Mediation is a form of alternative dispute resolution (ADR), a way of resolving disputes between two or more parties with concrete results. Typically, the mediator assists the parties to negotiate a settlement. Mediation allows the involved parties to discuss many details of the issues in question, which often may not be available in court.

What is the mediation process like when working with Judge Michele Lowrance (Ret.)? 

Judge Lowrance’s goal is to help the parties come to an agreement they can live with, not impose her opinion or will on the situation.

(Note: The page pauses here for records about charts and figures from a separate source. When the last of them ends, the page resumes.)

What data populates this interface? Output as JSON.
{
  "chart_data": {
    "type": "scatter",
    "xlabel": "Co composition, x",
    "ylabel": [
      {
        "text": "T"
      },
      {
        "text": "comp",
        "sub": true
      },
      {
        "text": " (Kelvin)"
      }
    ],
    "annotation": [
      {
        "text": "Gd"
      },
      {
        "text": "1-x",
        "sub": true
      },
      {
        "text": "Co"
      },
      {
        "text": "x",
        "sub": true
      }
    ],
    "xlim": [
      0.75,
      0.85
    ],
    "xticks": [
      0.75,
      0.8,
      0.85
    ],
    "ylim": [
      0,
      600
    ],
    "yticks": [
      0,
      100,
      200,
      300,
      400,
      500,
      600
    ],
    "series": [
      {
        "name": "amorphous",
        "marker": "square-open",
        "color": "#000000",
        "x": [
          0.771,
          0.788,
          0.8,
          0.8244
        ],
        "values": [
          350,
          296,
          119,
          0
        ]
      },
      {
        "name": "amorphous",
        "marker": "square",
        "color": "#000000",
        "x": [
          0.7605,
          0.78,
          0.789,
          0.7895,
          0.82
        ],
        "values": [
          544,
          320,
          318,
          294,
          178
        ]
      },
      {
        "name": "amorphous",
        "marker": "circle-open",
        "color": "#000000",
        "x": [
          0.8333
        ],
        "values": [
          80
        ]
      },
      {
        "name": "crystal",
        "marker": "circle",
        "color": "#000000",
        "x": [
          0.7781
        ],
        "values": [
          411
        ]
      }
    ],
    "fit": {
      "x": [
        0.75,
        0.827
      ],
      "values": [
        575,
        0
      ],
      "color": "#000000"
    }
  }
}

She provides a personalized approach and helps parties solve problems together, but the ultimate authority belongs to the parties. Mediation is completely confidential, so the most personal matters may be freely discussed without fear that any information will be disclosed or part of the public record.

The parties create their own agreement and emotionally invest in its success and are, therefore, more likely to support the agreement and are not bound by the rules of procedure or law. Judge Lowrance supports any form of settlement, facilitation, or advocacy where people can participate in the decision making process that considers the uniqueness of their families.

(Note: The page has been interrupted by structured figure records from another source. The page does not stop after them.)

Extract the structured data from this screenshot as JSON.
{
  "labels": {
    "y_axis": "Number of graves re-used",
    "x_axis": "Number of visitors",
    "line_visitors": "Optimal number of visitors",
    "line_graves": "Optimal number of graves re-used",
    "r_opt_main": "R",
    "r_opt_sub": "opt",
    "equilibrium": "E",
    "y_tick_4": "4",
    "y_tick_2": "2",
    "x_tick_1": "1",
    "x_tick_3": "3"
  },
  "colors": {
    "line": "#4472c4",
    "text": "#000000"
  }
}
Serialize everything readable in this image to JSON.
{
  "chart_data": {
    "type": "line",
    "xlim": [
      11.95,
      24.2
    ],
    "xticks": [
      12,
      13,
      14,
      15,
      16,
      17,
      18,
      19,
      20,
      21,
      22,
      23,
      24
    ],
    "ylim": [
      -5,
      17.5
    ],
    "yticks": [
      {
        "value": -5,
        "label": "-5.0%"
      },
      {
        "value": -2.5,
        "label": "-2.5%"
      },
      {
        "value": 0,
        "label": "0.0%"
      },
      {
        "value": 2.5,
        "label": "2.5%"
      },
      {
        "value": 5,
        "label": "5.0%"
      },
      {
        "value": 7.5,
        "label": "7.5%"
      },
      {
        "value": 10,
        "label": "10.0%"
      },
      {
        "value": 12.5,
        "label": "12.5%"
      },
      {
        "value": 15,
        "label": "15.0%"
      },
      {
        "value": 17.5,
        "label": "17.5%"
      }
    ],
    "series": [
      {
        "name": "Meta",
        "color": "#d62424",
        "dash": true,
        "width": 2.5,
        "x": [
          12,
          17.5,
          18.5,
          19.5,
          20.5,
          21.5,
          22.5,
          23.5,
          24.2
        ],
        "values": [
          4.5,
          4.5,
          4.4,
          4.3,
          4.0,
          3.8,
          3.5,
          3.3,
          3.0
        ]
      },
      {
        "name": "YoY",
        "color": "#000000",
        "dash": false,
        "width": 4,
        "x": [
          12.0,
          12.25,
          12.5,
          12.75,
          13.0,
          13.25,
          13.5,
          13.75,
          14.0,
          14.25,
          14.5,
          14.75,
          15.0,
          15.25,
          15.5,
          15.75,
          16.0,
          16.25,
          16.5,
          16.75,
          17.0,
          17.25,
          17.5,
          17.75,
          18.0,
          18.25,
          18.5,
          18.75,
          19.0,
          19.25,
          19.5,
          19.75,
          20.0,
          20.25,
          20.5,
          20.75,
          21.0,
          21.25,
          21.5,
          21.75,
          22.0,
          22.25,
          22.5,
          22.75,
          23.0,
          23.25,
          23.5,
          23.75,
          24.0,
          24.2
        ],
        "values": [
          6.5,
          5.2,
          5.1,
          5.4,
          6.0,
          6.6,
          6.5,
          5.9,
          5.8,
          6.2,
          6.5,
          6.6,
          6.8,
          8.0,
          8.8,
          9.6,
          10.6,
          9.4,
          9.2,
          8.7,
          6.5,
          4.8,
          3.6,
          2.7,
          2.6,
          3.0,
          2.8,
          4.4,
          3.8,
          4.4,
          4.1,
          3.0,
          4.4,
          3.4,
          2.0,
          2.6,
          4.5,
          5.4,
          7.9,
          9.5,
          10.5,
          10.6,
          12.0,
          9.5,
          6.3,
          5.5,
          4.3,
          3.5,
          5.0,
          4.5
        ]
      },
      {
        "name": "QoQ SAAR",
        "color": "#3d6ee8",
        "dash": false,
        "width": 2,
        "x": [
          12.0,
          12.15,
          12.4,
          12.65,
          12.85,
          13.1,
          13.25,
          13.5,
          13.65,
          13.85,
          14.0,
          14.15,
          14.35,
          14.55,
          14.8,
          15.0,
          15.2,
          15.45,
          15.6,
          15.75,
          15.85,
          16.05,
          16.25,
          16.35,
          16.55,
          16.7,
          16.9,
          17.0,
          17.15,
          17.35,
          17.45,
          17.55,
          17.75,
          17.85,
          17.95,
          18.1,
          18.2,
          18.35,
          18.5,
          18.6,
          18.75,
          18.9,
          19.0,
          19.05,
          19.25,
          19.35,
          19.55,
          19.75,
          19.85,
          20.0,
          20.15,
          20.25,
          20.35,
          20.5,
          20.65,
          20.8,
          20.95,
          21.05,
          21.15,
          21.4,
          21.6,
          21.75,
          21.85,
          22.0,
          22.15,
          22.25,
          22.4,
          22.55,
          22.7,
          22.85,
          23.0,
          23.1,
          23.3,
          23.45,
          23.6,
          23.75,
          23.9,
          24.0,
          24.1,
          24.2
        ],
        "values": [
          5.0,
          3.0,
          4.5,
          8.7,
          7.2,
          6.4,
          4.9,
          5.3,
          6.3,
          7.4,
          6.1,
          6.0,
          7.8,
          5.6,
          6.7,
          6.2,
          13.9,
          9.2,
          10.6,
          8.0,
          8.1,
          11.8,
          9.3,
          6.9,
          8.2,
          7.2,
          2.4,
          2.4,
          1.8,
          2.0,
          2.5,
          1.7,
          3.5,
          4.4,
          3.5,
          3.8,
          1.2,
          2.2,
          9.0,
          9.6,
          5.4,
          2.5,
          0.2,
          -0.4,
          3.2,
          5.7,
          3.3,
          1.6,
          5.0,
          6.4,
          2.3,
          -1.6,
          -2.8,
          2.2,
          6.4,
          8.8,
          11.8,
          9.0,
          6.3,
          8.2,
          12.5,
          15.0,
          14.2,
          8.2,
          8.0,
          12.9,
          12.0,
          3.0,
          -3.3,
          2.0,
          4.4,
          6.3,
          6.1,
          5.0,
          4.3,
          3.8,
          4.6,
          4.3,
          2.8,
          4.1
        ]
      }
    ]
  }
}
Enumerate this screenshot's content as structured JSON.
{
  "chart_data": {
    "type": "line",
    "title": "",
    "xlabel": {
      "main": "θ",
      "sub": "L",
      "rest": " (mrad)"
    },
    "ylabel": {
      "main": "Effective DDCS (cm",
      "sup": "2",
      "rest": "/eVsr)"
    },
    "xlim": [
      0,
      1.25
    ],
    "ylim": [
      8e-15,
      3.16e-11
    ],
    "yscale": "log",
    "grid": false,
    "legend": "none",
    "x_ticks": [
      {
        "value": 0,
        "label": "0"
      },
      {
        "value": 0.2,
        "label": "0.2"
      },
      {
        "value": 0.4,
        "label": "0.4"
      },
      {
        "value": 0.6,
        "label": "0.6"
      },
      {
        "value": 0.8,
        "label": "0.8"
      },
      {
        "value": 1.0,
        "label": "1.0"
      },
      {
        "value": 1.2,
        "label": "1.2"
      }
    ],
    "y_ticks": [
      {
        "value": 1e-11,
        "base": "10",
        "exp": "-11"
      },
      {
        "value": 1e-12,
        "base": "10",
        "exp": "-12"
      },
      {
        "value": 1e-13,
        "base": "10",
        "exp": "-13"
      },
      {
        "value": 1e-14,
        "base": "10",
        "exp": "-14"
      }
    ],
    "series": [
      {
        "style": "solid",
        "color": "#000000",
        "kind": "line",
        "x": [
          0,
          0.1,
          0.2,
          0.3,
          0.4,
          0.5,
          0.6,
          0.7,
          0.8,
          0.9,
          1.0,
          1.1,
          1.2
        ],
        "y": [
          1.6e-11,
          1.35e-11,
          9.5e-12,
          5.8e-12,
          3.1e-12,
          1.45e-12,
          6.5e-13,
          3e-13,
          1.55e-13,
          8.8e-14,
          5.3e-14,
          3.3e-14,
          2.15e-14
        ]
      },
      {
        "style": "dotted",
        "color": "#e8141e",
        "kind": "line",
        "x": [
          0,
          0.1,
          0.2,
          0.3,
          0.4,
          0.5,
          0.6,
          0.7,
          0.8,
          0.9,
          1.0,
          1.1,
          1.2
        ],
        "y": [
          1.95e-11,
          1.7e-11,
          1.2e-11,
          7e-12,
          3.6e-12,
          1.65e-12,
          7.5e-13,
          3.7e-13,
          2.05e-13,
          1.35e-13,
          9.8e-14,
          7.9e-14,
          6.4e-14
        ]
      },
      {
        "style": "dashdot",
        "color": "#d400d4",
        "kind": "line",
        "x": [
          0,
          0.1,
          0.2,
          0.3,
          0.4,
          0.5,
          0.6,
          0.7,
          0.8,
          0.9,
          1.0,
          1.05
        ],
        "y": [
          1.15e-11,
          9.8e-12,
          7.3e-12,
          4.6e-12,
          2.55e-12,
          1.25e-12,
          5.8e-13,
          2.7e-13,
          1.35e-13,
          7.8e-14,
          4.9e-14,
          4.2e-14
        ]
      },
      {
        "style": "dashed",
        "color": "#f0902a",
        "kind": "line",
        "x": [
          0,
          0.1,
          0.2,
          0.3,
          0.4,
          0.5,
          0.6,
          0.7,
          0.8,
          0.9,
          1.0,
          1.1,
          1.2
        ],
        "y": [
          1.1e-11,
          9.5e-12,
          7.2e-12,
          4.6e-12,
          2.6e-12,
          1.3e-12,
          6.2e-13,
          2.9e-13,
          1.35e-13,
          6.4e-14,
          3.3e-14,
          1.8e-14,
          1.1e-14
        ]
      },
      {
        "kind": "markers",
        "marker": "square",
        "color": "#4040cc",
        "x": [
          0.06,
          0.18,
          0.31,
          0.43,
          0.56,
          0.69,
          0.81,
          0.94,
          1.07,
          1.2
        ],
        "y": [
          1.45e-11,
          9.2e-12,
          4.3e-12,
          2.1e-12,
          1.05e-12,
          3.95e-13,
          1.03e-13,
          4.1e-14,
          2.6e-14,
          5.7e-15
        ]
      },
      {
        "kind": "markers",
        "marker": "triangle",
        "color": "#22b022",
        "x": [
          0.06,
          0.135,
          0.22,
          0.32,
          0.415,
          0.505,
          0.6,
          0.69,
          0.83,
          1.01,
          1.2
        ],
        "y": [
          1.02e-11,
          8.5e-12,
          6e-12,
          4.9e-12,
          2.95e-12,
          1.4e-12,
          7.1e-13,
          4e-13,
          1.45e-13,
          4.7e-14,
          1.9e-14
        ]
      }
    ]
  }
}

Her approach to the mediation process is to help the parties prevent a legal problem from getting worse or even possibly avoiding one all together and usually removing the situation from the court system. Below are the high-level steps one can expect to experience when working with Judge Lowrance:

  1. Often the first step is that Judge Lowrance and the involved parties will meet to explain the process and set goals for the mediation. When all parties meet together*, Judge Lowrance will not ask any questions that put the parties on the spot or create any pressure to make decisions at that time.
  2. Next, she will meet with each party separately, often with their respective lawyers, so each side may talk about their concerns with complete confidentiality so nothing said can be used in court or told to the other spouse. Each side will have their own room and there will be a third room where we might all meet together at time if everyone, and only if everyone agrees to do so.
  3. Offers and counter offers will be made by each side and delivered by Judge Lowrance to each respective side. Together, Judge Lowrance and the parties will analyze the offers and then, in private, each side will work through their response with Judge Lowrance and she will deliver the response to the other side. This process will continue until either an agreement is reached or both parties agree to disagree and either receive more information, think further about counter proposals and discuss if it is necessary to come back another day.

*Meeting together is not mandatory. Judge Lowrance can meet with each party individually in separate rooms.